Henry Robinson

Personal information
- Full name: Henry Robinson
- Born: 13 November 1863 Nottingham, Nottinghamshire, England
- Died: Unknown
- Batting: Unknown

Domestic team information
- 1889: Nottinghamshire

Career statistics
| Competition | First-class |
| Matches | 1 |
| Runs scored | 0 |
| Batting average | 0.00 |
| 100s/50s | –/– |
| Top score | 0 |
| Balls bowled | – |
| Wickets | – |
| Bowling average | – |
| 5 wickets in innings | – |
| 10 wickets in match | – |
| Best bowling | – |
| Catches/stumpings | –/– |
- Source: Cricinfo, 20 February 2013

= Henry Robinson (Nottinghamshire cricketer) =

English cricketer

Henry Robinson (13 November 1863 - date of death unknown) was an English cricketer. Robinson's batting style is unknown.
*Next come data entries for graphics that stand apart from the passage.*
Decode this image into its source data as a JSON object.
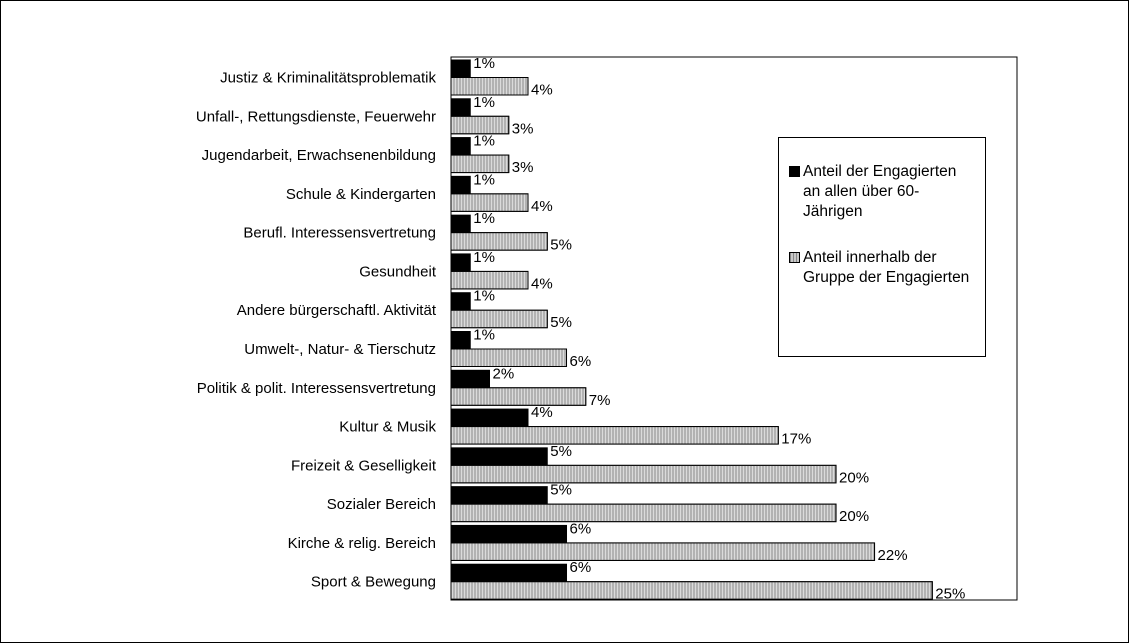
{
  "chart_data": {
    "type": "bar",
    "orientation": "horizontal",
    "categories": [
      "Justiz & Kriminalitätsproblematik",
      "Unfall-, Rettungsdienste, Feuerwehr",
      "Jugendarbeit, Erwachsenenbildung",
      "Schule & Kindergarten",
      "Berufl. Interessensvertretung",
      "Gesundheit",
      "Andere bürgerschaftl. Aktivität",
      "Umwelt-, Natur- & Tierschutz",
      "Politik & polit. Interessensvertretung",
      "Kultur & Musik",
      "Freizeit & Geselligkeit",
      "Sozialer Bereich",
      "Kirche & relig. Bereich",
      "Sport & Bewegung"
    ],
    "series": [
      {
        "name": "Anteil der Engagierten an allen über 60-Jährigen",
        "color": "#000000",
        "values": [
          1,
          1,
          1,
          1,
          1,
          1,
          1,
          1,
          2,
          4,
          5,
          5,
          6,
          6
        ],
        "value_labels": [
          "1%",
          "1%",
          "1%",
          "1%",
          "1%",
          "1%",
          "1%",
          "1%",
          "2%",
          "4%",
          "5%",
          "5%",
          "6%",
          "6%"
        ]
      },
      {
        "name": "Anteil innerhalb der Gruppe der Engagierten",
        "color": "#c8c8c8",
        "values": [
          4,
          3,
          3,
          4,
          5,
          4,
          5,
          6,
          7,
          17,
          20,
          20,
          22,
          25
        ],
        "value_labels": [
          "4%",
          "3%",
          "3%",
          "4%",
          "5%",
          "4%",
          "5%",
          "6%",
          "7%",
          "17%",
          "20%",
          "20%",
          "22%",
          "25%"
        ]
      }
    ],
    "xlim": [
      0,
      29.4
    ],
    "legend": "right"
  }
}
He was born at Nottingham, Nottinghamshire.

Robinson made a single first-class appearance for Nottinghamshire against the Marylebone Cricket Club at Lord's in 1889. In a match which the Marylebone Cricket Club won by 7 wickets, he was dismissed in both Nottinghamshire's first and second-innings for duck's by Dick Pougher.